Der„wirtschaftlicher Erfolg“ des deutschen exportorientierten Wachstumsmodells basiert auf einem historisch einmaligen Ereignis. Der Einführung des Euros. Sie erlaubte es Deutschland, eine Unterbewertungsstrategie zu verfolgen, die von anderen Ländern aber inzwischen durchschaut und als nicht mehr tolerierbar erachtet wird.

In Italien zum Beispiel hat man innerhalb führender Kreise der Lega längst erkannt, dass im Rahmen des Euro der Niedergang der italienischen Wirtschaft nicht mehr zu stoppen ist.
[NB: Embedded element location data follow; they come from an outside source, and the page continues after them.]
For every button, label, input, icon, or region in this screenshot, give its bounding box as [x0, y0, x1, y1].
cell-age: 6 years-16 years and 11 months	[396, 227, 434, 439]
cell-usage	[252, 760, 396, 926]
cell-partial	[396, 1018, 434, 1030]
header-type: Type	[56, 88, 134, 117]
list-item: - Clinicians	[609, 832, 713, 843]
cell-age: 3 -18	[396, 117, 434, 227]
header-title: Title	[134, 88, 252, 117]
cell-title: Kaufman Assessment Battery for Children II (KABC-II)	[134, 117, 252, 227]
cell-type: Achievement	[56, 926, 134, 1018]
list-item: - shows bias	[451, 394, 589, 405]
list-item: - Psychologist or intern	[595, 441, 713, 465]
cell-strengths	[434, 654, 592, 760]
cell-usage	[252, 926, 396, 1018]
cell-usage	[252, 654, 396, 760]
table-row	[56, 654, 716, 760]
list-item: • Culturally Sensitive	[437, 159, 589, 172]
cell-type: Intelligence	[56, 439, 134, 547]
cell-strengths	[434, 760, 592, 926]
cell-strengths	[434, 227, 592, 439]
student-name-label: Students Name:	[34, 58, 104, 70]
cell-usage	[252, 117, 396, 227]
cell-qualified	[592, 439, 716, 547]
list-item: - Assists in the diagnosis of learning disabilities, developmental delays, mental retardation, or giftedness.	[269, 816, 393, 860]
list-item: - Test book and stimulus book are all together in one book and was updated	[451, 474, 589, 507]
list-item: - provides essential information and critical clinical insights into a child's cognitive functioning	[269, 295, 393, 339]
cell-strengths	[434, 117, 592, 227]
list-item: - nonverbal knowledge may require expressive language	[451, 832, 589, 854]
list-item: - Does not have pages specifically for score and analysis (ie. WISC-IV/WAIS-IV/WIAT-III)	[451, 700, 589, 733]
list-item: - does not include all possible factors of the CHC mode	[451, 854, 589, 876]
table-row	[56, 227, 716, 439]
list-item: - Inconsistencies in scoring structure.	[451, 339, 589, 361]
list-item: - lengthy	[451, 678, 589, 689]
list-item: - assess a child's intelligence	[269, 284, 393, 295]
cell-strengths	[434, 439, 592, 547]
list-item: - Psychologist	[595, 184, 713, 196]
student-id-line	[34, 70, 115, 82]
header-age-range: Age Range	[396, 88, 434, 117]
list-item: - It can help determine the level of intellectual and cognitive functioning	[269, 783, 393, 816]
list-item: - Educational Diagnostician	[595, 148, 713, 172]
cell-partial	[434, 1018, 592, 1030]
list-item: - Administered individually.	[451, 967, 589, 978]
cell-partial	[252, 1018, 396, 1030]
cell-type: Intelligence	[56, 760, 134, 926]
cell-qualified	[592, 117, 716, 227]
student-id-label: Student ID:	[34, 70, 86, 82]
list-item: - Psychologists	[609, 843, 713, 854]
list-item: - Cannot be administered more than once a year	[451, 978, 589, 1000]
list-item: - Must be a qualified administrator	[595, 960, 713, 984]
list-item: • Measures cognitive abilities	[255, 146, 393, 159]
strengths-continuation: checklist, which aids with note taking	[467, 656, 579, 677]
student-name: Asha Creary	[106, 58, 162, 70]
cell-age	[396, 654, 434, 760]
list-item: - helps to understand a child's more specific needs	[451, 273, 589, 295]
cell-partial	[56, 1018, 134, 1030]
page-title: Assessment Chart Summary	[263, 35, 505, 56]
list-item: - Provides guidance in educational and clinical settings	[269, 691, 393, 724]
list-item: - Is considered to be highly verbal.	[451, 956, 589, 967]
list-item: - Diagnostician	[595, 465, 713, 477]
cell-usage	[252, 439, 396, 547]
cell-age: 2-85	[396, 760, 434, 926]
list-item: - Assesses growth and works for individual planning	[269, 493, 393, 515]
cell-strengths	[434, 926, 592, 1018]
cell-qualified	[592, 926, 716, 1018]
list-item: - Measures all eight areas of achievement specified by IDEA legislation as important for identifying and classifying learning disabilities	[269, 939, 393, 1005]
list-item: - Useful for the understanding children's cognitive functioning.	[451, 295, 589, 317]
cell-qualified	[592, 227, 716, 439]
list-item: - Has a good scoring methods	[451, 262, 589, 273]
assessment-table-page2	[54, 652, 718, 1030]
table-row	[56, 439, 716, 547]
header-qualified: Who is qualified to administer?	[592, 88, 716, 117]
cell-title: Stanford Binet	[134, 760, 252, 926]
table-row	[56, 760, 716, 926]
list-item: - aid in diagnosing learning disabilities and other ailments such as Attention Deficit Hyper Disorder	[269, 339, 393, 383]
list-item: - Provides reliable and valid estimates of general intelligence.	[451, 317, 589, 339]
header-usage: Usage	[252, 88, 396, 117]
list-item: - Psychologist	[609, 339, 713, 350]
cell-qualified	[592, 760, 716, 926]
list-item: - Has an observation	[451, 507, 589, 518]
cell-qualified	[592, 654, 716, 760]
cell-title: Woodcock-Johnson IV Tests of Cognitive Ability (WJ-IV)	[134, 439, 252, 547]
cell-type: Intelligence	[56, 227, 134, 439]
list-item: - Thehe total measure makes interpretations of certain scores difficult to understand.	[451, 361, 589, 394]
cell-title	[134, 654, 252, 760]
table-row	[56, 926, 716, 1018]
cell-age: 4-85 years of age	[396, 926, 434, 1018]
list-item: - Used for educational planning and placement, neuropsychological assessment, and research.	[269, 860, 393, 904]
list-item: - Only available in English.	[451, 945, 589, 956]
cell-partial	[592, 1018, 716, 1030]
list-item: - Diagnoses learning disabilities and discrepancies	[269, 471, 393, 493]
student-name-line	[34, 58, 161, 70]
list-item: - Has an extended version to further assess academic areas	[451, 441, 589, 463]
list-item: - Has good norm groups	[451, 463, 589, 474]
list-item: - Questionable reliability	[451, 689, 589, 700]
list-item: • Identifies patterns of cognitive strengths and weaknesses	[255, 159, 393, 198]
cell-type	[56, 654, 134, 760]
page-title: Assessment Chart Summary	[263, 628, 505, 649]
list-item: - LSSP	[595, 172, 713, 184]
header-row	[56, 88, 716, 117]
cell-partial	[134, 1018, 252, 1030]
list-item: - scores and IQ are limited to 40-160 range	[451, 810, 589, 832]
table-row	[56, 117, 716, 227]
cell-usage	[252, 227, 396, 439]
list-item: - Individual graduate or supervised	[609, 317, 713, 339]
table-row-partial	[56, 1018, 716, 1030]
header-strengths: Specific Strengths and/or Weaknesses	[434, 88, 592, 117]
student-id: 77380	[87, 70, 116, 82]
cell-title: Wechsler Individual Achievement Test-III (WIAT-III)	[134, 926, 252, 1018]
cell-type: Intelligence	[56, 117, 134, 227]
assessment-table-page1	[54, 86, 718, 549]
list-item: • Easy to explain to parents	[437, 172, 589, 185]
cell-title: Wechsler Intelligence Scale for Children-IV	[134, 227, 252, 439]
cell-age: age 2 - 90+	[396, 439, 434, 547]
Die Rezession in Italien ist in vollem Gange und ein Austritt Italiens aus dem Euro nur eine Frage der Zeit. Mit allem anderen als einem steigenden realen effektiven Wechselkurs Deutschlands zu rechnen, ist daher reine Tagträumerei. Diese wirtschaftspolitische Traumwandlerei wird allerdings mit Sicherheit für viele Lohnabhängige zu alptraumhaften wirtschaftlichen und sozialen Zuständen führen.

Deutschlands exportgetriebenes Wachstumsmodell hat EUROpa irreparabel beschädigt, ist verantwortlich für einen riesigen Niedriglohnsektor und prekäre Beschäftigungsverhältnisse und nun definitiv an ihr Ende gelangt. Nur auf Basis dieser Erkenntnis kann eine erfolgversprechende Wirtschaftspolitik verfolgt werden. Es scheint bedauerlicherweise jedoch der sich am Horizont abzeichnenden Wirtschaftskrise zu bedürfen, um die deutsche Politik und mit ihr Gewerkschaften von ihrem verhängnisvollen wirtschaftspolitischen Sonderweg abzubringen.